When I was younger, I didn’t take aging very seriously. Who does?! Back then my attitude was ‘get a bronzing tan today, feel/look good and don’t worry about tomorrow.’ As a teenager/young adult, you never think about your own mortality because you are invincible. Plus you know more than your parents, right?
Now that I am older, I am trying to reverse the damage. I’m fighting the odds of skin cancer and aging. I am proud to be pale. You’ll not hear me apologizing for being un-tanned either, as that would be like me apologizing for trying to stay healthy. “I hope my white legs don’t blind you. I’m trying to remain cancer-free.”

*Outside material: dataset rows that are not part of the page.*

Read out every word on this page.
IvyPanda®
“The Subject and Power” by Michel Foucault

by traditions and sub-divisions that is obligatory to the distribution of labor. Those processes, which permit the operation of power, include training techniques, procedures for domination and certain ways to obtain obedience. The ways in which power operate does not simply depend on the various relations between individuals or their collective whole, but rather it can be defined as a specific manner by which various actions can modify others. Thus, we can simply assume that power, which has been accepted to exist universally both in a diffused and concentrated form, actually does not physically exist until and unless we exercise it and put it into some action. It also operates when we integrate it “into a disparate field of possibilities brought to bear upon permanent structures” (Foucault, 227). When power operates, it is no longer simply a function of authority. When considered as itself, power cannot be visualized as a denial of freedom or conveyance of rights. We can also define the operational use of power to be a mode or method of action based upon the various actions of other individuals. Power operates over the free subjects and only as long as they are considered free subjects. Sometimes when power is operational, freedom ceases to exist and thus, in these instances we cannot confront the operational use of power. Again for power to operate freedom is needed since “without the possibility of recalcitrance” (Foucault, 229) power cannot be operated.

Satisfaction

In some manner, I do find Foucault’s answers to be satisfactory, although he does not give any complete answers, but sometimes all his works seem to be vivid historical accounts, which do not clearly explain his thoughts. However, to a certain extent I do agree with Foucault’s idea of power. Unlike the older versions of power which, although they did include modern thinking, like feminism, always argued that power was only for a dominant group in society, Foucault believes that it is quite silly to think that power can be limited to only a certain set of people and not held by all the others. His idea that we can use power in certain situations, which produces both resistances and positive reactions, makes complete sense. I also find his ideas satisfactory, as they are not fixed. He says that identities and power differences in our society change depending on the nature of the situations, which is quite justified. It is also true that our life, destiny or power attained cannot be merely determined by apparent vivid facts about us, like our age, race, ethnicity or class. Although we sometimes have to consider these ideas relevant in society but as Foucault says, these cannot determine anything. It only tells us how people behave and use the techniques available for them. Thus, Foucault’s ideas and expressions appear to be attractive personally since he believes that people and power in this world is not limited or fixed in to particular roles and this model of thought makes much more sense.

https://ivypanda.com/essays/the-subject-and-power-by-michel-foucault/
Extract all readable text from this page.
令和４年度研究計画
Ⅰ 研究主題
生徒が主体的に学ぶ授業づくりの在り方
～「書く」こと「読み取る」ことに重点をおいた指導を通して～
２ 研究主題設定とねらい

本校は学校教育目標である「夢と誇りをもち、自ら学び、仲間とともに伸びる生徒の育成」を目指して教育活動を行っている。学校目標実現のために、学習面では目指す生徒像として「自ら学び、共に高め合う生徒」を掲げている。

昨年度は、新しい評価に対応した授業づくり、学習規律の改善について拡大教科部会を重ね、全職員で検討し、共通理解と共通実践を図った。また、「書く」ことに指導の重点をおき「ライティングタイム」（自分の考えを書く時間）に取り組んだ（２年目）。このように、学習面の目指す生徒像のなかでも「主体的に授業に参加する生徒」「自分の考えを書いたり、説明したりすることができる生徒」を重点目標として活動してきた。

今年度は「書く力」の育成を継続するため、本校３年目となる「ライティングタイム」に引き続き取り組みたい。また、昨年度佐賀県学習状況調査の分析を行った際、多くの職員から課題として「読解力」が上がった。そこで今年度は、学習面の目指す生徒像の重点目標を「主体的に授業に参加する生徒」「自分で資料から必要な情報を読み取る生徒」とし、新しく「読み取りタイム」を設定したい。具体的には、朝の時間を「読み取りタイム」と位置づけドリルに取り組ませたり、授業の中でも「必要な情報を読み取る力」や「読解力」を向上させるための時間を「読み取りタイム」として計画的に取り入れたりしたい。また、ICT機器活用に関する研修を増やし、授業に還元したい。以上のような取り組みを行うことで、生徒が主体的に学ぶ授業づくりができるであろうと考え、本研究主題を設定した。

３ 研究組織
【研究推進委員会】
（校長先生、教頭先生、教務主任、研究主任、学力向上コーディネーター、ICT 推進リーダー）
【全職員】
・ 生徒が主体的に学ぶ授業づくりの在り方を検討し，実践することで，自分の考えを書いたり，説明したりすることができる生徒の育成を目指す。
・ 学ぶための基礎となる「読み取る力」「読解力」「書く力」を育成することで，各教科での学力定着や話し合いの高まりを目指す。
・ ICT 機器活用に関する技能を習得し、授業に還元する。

So here I am, years later and much wiser, a self-proclaimed ‘sun-safety girl.’ I wear sunscreen almost all of the time (I’m not perfect!) and I wear hats. I seek shade whenever possible, I wear UVA/UVB protective sun glasses and I am rarely out during the hottest part of the day. I watch my moles and have my doctor check them once a year.
I hope this blog causes you to rethink, even for a moment, how we aggrandize a tan. It is nothing more than our body trying to protect ourselves from harm. The rays, whether they are from the sun or a UV lamp, are NOT healthy; they CAUSE CANCER.